In the wake of the pandemic, ExxonMobil has significantly lowered its expectations about oil prices for the next seven years, expecting Brent Crude to average between $50 and $55 a barrel until 2025, The Wall Street Journal reported on Wednesday, citing internal Exxon documents it had reviewed.
Exxon, unlike its peers in Europe, does not publicly disclose its internal assumptions about oil prices.
Both Exxon and the other U.S. supermajor, Chevron, continue to see their in-house oil price forecasts as proprietary information, despite increased shareholder pressure to report that information to give shareholders insights into the price assumptions on which they base their investment decisions.
According to the internal Exxon documents from September reviewed by The Journal, last year Exxon expected Brent Crude to average $62 a barrel through 2025 and to then rise to $72 per barrel in 2026 and 2027. But this year, the supermajor sees Brent averaging up to $55 per barrel for the next five years, and $60 a barrel for 2026 and 2027.
All oil majors except Exxon have made this year significant writedowns in the value of their assets due to lower long-term oil price assumptions and the uncertainty of whether oil demand will return to pre-pandemic levels. The top executives of BP and Shell are not ruling out the notion that the world may never return to its ‘normal’ pre-virus levels of consumption of around 100 million barrels per day (bpd).
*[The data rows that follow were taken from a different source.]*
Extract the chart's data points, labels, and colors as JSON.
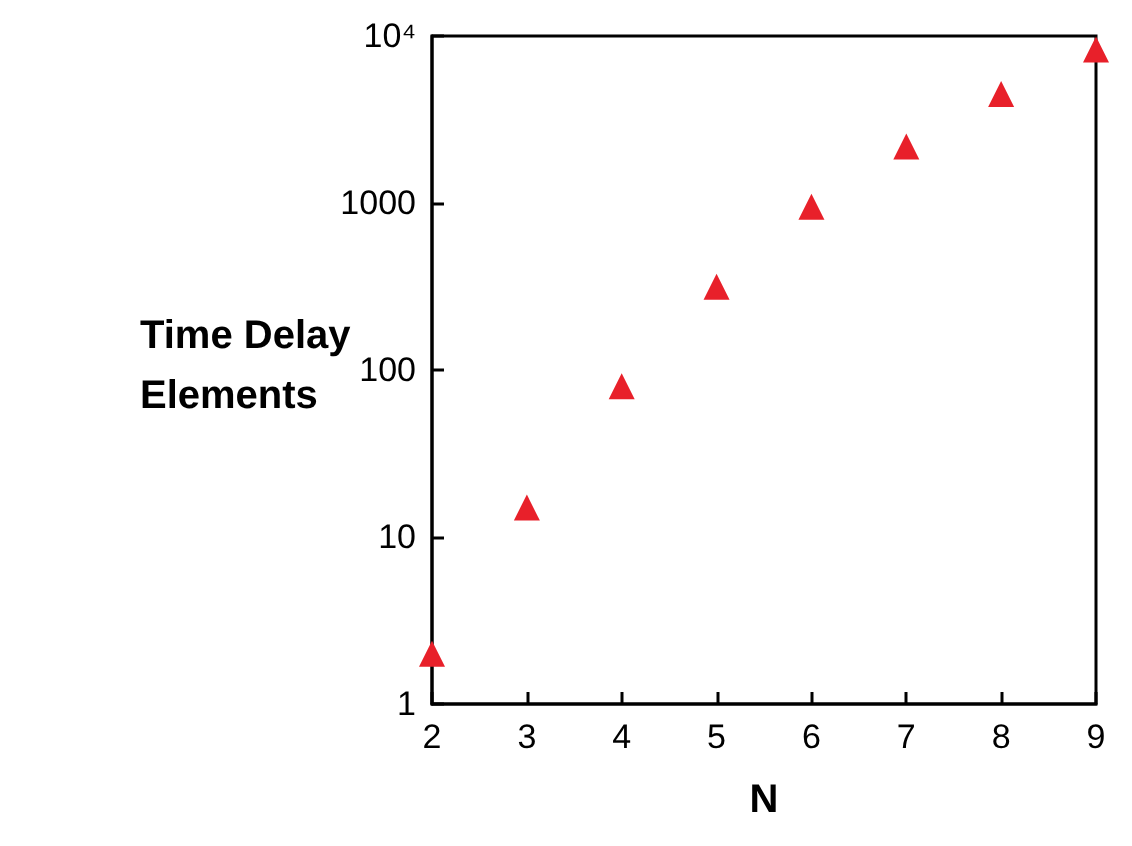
{
  "chart_data": {
    "type": "scatter",
    "xlabel": "N",
    "ylabel": "Time Delay Elements",
    "x": [
      2,
      3,
      4,
      5,
      6,
      7,
      8,
      9
    ],
    "series": [
      {
        "color": "#e8202a",
        "values": [
          2,
          15,
          80,
          315,
          950,
          2180,
          4500,
          8300
        ]
      }
    ],
    "xlim": [
      2,
      9
    ],
    "xticks": [
      2,
      3,
      4,
      5,
      6,
      7,
      8,
      9
    ],
    "ylim": [
      1,
      10000
    ],
    "yticks": [
      1,
      10,
      100,
      1000,
      {
        "value": 10000,
        "label": "10⁴"
      }
    ],
    "log": "y",
    "grid": false,
    "marker": "triangle"
  }
}
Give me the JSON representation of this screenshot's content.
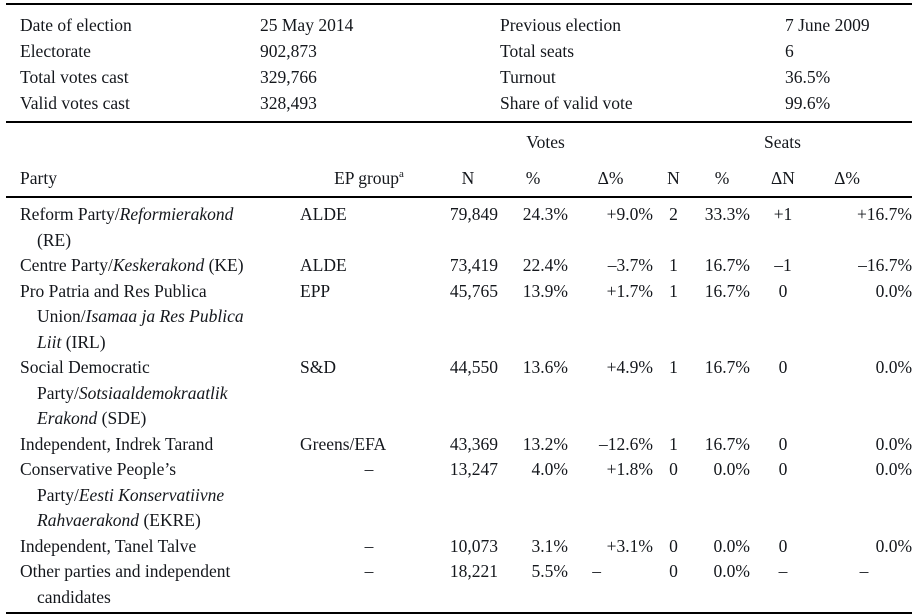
{
  "meta": {
    "rows": [
      {
        "l1": "Date of election",
        "v1": "25 May 2014",
        "l2": "Previous election",
        "v2": "7 June 2009"
      },
      {
        "l1": "Electorate",
        "v1": "902,873",
        "l2": "Total seats",
        "v2": "6"
      },
      {
        "l1": "Total votes cast",
        "v1": "329,766",
        "l2": "Turnout",
        "v2": "36.5%"
      },
      {
        "l1": "Valid votes cast",
        "v1": "328,493",
        "l2": "Share of valid vote",
        "v2": "99.6%"
      }
    ]
  },
  "header": {
    "party": "Party",
    "ep_group": "EP group",
    "ep_group_note": "a",
    "votes_group": "Votes",
    "seats_group": "Seats",
    "n": "N",
    "pct": "%",
    "delta_pct": "Δ%",
    "delta_n": "ΔN"
  },
  "rows": [
    {
      "segs": [
        {
          "t": "Reform Party/"
        },
        {
          "t": "Reformierakond",
          "it": true
        },
        {
          "t": "\n(RE)"
        }
      ],
      "ep": "ALDE",
      "v_n": "79,849",
      "v_pct": "24.3%",
      "v_dpct": "+9.0%",
      "s_n": "2",
      "s_pct": "33.3%",
      "s_dn": "+1",
      "s_dpct": "+16.7%"
    },
    {
      "segs": [
        {
          "t": "Centre Party/"
        },
        {
          "t": "Keskerakond",
          "it": true
        },
        {
          "t": " (KE)"
        }
      ],
      "ep": "ALDE",
      "v_n": "73,419",
      "v_pct": "22.4%",
      "v_dpct": "–3.7%",
      "s_n": "1",
      "s_pct": "16.7%",
      "s_dn": "–1",
      "s_dpct": "–16.7%"
    },
    {
      "segs": [
        {
          "t": "Pro Patria and Res Publica\nUnion/"
        },
        {
          "t": "Isamaa ja Res Publica\nLiit",
          "it": true
        },
        {
          "t": " (IRL)"
        }
      ],
      "ep": "EPP",
      "v_n": "45,765",
      "v_pct": "13.9%",
      "v_dpct": "+1.7%",
      "s_n": "1",
      "s_pct": "16.7%",
      "s_dn": "0",
      "s_dpct": "0.0%"
    },
    {
      "segs": [
        {
          "t": "Social Democratic\nParty/"
        },
        {
          "t": "Sotsiaaldemokraatlik\nErakond",
          "it": true
        },
        {
          "t": " (SDE)"
        }
      ],
      "ep": "S&D",
      "v_n": "44,550",
      "v_pct": "13.6%",
      "v_dpct": "+4.9%",
      "s_n": "1",
      "s_pct": "16.7%",
      "s_dn": "0",
      "s_dpct": "0.0%"
    },
    {
      "segs": [
        {
          "t": "Independent, Indrek Tarand"
        }
      ],
      "ep": "Greens/EFA",
      "v_n": "43,369",
      "v_pct": "13.2%",
      "v_dpct": "–12.6%",
      "s_n": "1",
      "s_pct": "16.7%",
      "s_dn": "0",
      "s_dpct": "0.0%"
    },
    {
      "segs": [
        {
          "t": "Conservative People’s\nParty/"
        },
        {
          "t": "Eesti Konservatiivne\nRahvaerakond",
          "it": true
        },
        {
          "t": " (EKRE)"
        }
      ],
      "ep": "–",
      "v_n": "13,247",
      "v_pct": "4.0%",
      "v_dpct": "+1.8%",
      "s_n": "0",
      "s_pct": "0.0%",
      "s_dn": "0",
      "s_dpct": "0.0%"
    },
    {
      "segs": [
        {
          "t": "Independent, Tanel Talve"
        }
      ],
      "ep": "–",
      "v_n": "10,073",
      "v_pct": "3.1%",
      "v_dpct": "+3.1%",
      "s_n": "0",
      "s_pct": "0.0%",
      "s_dn": "0",
      "s_dpct": "0.0%"
    },
    {
      "segs": [
        {
          "t": "Other parties and independent\ncandidates"
        }
      ],
      "ep": "–",
      "v_n": "18,221",
      "v_pct": "5.5%",
      "v_dpct": "–",
      "s_n": "0",
      "s_pct": "0.0%",
      "s_dn": "–",
      "s_dpct": "–"
    }
  ]
}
Exxon’s chief executive Darren Woods told all employees last month that “the current situation is temporary – but with an uncertain path and pace of recovery.”
“Even accounting for the short-term demand impact of Covid-19, the investment case is still clear,” Woods said about global oil demand.
At the end of October, Exxon warned that it could write down North American natural gas assets with a carrying value of up to US$30 billion as it reported its third consecutive loss this year amid low oil demand and oil prices.